“A Igreja é por sua natureza missionária” (AG 2): a Igreja “é” ao ser enviada, edificando-se em ordem da missão. Portanto, não é a missão que procede da Igreja, mas é a Igreja que procede da missão de Deus. Os Atos dos Apóstolos mostram, com clareza, que a Igreja se constitui na medida em que, aos poucos, assume a missão Ad gentes. A missão gera a Igreja. Por isso, a Igreja “nasceu em saída” (cf. EG 17a; 20; 24; 46) no momento em que, orientada pelo Espírito, entra em contato com os outros, reencontrando a si mesma todas as vezes que sai de si e abre-se. Desse modo, a comunidade cristã tem sua própria origem no anúncio do evangelho e a própria vitalidade na contínua e corajosa transmissão deste anúncio pelo mundo afora.

O envio missionário é expressão de uma surpreendente e alegre disposição, abertura e liberdade para além de todas as barreiras. Em outras palavras, precisamos ser evangelizados de novo para tornar-nos cheios de ímpeto e audácia evangelizadora (cf. DAp 549): a Igreja vive esta missão recomeçando cada vez com evangelizar a si mesma. O Decreto Ad gentes reafirma a divisão entre duas tarefas que não devem ser identificadas: a missão ad gentes de povos que não foram alcançados pela missão cristã, e aos quais são enviados missionários e missionárias, e a pastoral paroquial entre batizados. Por outro lado, todos os cristãos são missionários e o lugar da missão, desde as comunidades paroquiais, é sem fronteiras.

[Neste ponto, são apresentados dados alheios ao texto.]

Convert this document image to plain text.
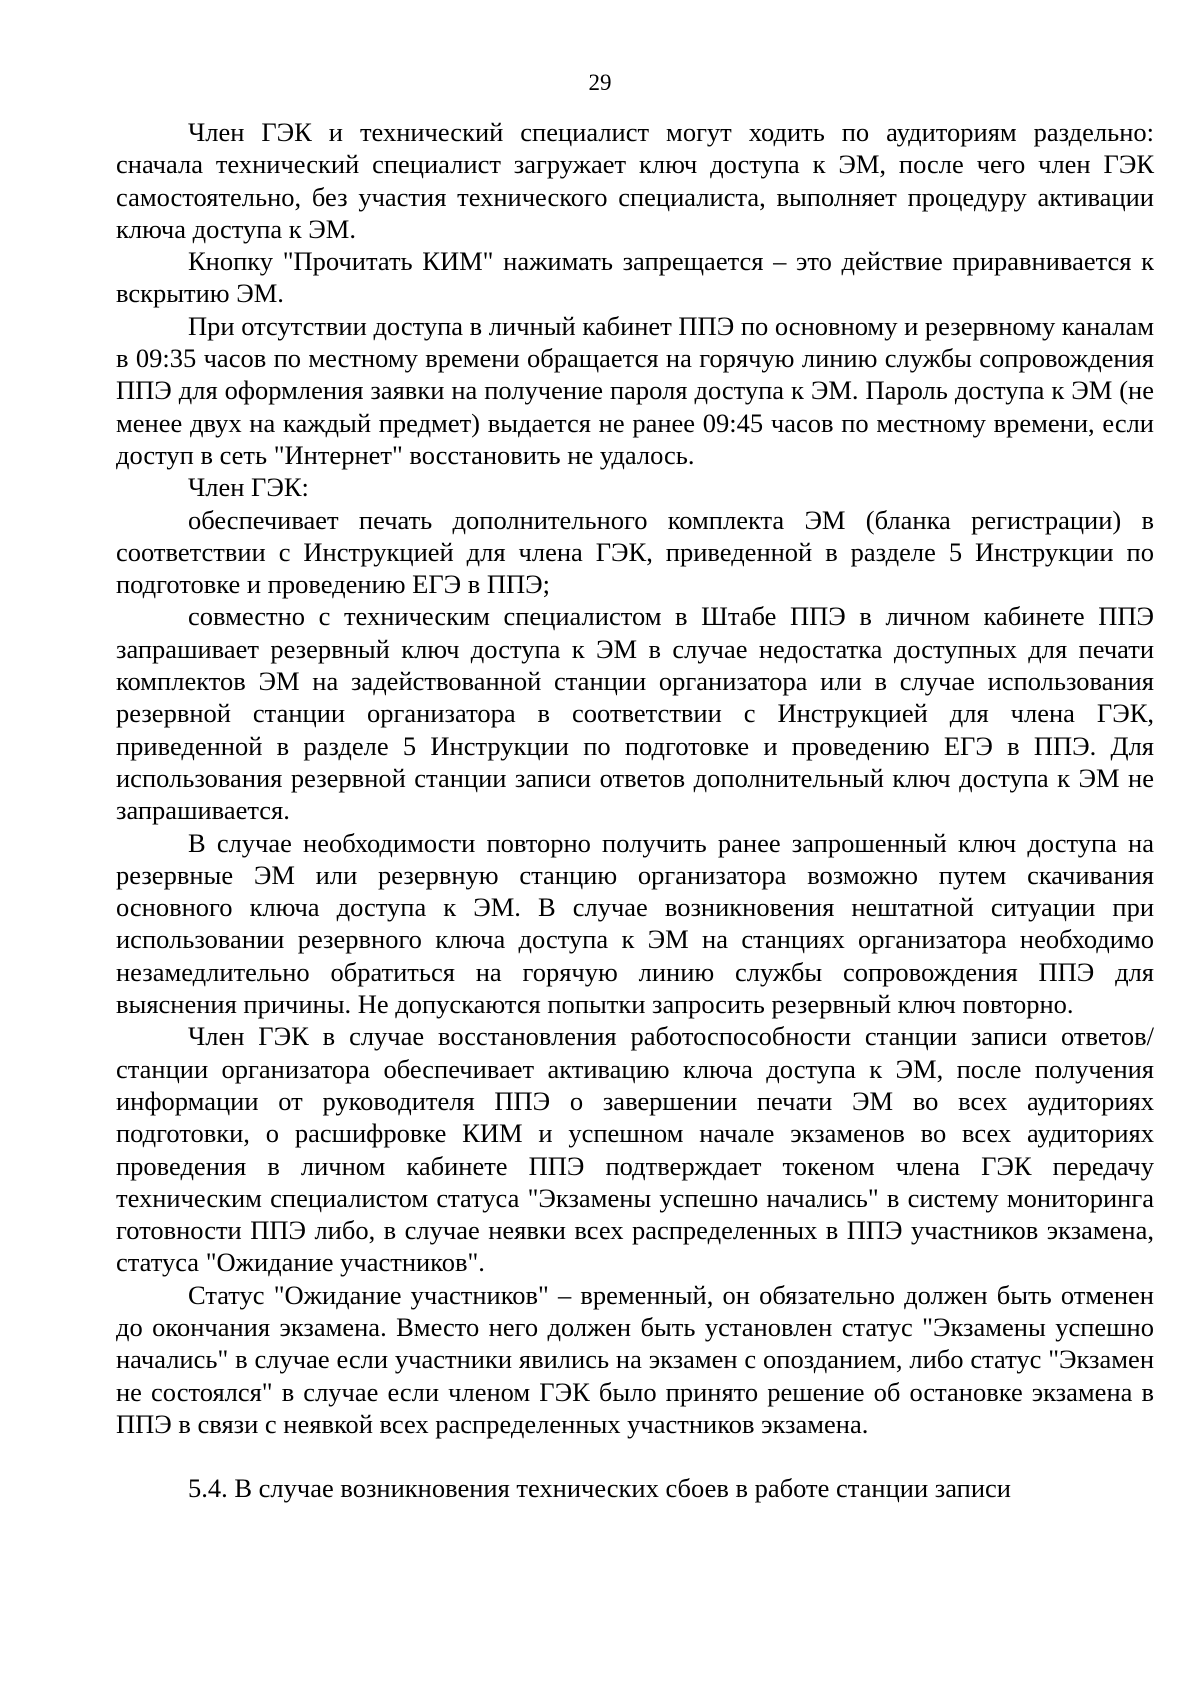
29

Член ГЭК и технический специалист могут ходить по аудиториям раздельно: сначала технический специалист загружает ключ доступа к ЭМ, после чего член ГЭК самостоятельно, без участия технического специалиста, выполняет процедуру активации ключа доступа к ЭМ.

Кнопку "Прочитать КИМ" нажимать запрещается – это действие приравнивается к вскрытию ЭМ.

При отсутствии доступа в личный кабинет ППЭ по основному и резервному каналам в 09:35 часов по местному времени обращается на горячую линию службы сопровождения ППЭ для оформления заявки на получение пароля доступа к ЭМ. Пароль доступа к ЭМ (не менее двух на каждый предмет) выдается не ранее 09:45 часов по местному времени, если доступ в сеть "Интернет" восстановить не удалось.

Член ГЭК:

обеспечивает печать дополнительного комплекта ЭМ (бланка регистрации) в соответствии с Инструкцией для члена ГЭК, приведенной в разделе 5 Инструкции по подготовке и проведению ЕГЭ в ППЭ;

совместно с техническим специалистом в Штабе ППЭ в личном кабинете ППЭ запрашивает резервный ключ доступа к ЭМ в случае недостатка доступных для печати комплектов ЭМ на задействованной станции организатора или в случае использования резервной станции организатора в соответствии с Инструкцией для члена ГЭК, приведенной в разделе 5 Инструкции по подготовке и проведению ЕГЭ в ППЭ. Для использования резервной станции записи ответов дополнительный ключ доступа к ЭМ не запрашивается.

В случае необходимости повторно получить ранее запрошенный ключ доступа на резервные ЭМ или резервную станцию организатора возможно путем скачивания основного ключа доступа к ЭМ. В случае возникновения нештатной ситуации при использовании резервного ключа доступа к ЭМ на станциях организатора необходимо незамедлительно обратиться на горячую линию службы сопровождения ППЭ для выяснения причины. Не допускаются попытки запросить резервный ключ повторно.

Член ГЭК в случае восстановления работоспособности станции записи ответов/станции организатора обеспечивает активацию ключа доступа к ЭМ, после получения информации от руководителя ППЭ о завершении печати ЭМ во всех аудиториях подготовки, о расшифровке КИМ и успешном начале экзаменов во всех аудиториях проведения в личном кабинете ППЭ подтверждает токеном члена ГЭК передачу техническим специалистом статуса "Экзамены успешно начались" в систему мониторинга готовности ППЭ либо, в случае неявки всех распределенных в ППЭ участников экзамена, статуса "Ожидание участников".

Статус "Ожидание участников" – временный, он обязательно должен быть отменен до окончания экзамена. Вместо него должен быть установлен статус "Экзамены успешно начались" в случае если участники явились на экзамен с опозданием, либо статус "Экзамен не состоялся" в случае если членом ГЭК было принято решение об остановке экзамена в ППЭ в связи с неявкой всех распределенных участников экзамена.

5.4. В случае возникновения технических сбоев в работе станции записи
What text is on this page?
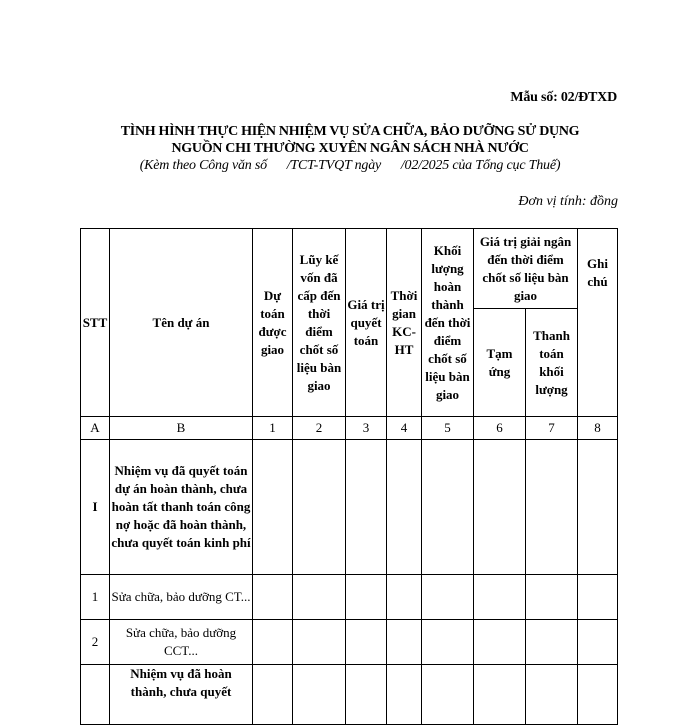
Mẫu số: 02/ĐTXD
TÌNH HÌNH THỰC HIỆN NHIỆM VỤ SỬA CHỮA, BẢO DƯỠNG SỬ DỤNG
NGUỒN CHI THƯỜNG XUYÊN NGÂN SÁCH NHÀ NƯỚC
(Kèm theo Công văn số      /TCT-TVQT ngày      /02/2025 của Tổng cục Thuế)
Đơn vị tính: đồng
STT	Tên dự án	Dự toán được giao	Lũy kế vốn đã cấp đến thời điểm chốt số liệu bàn giao	Giá trị quyết toán	Thời gian KC-HT	Khối lượng hoàn thành đến thời điểm chốt số liệu bàn giao	Giá trị giải ngân đến thời điểm chốt số liệu bàn giao		Ghi chú
							Tạm ứng	Thanh toán khối lượng	
A	B	1	2	3	4	5	6	7	8
I	Nhiệm vụ đã quyết toán dự án hoàn thành, chưa hoàn tất thanh toán công nợ hoặc đã hoàn thành, chưa quyết toán kinh phí								
1	Sửa chữa, bảo dưỡng CT...								
2	Sửa chữa, bảo dưỡng CCT...								
	Nhiệm vụ đã hoàn thành, chưa quyết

Olhando para o mundo de hoje e considerando as sobreposições de conceitos noS documentos conciliares, optamos, à luz do magistério da Igreja, pela distinção de três âmbitos essenciais de missão: a) a pastoral, que tem como interlocutores os cristãos militantes e as comunidades eclesiais constituídas; b) a nova evangelização, que tem como interlocutores os cristãos que estão afastados da vida da comunidade, como também os que não creem em Cristo no conjunto da sociedade secularizada onde cada Igreja local está inserida: c) a missão ad gentes, que tem como interlocutores àqueles que não conhecem Jesus Cristo no meio de outros povos e sociedades, onde a presença da Igreja não está suficientemente estruturada (cf. RMi 33; EG 14). Sobre esse último âmbito é dever lembrar que: “sem a missão ad gentes, a própria cooperação missionária da Igreja ficaria privada de seu significado fundamental e de seu exemplo de atuação”, e por isso “é preciso evitar que (…) se torne uma realidade diluída na missão global de todo povo de Deus, ficando, desse modo, descurada ou esquecida” (RMi 34).

A Igreja em estado permanente de missão é a cooperação missionária. Essa tarefa diz respeito à missão ad gentes, a todos os povos. Trata-se da participação de cada Igreja local na missão universal, e da fundamental solidariedade de cada comunidade com os outros povos e com as outras igrejas espalhadas pelo mundo afora.

No exercício da missão ad gentes, nossa Igreja particular de Guarabira tem a alegria de enviar presbíteros em Missão. Temos o projeto Igreja-Irmãs em Grajaú, na Amazônia legal. Hoje, são três sacerdotes que se dispuseram ser esta igreja em saída: Padre Jandeilson, Padre Magaywer e Padre Leir. No final deste ano, estaremos enviando mais um presbítero para cooperar na missão em Grajaú, o Padre Rinaldo. Eles foram enviados em nome da nossa Igreja. É a Igreja quem envia seus missionários e missionárias! A vida é missão. Eu sou uma missão de Deus nesta terra e, para isso, estou neste mundo. A vida se torna uma missão! Somos Missão, nos diz o Papa Francisco! A nossa Igreja de Guarabira está atenta ao sonho do Papa Francisco para Amazônia e, por isso, queremos dar continuidade a este projeto de Igreja-Irmãs, enviando sacerdotes missionários que possam ser missão nas terras amazônicas! Somos Missão! A vida é missão: dom e compromisso. “ Eis-me aqui… envia-me!” (Is 6,8).

Por: Dom Aldemiro Sena, bispo diocesano e referencial para a Missão no regional NE 2.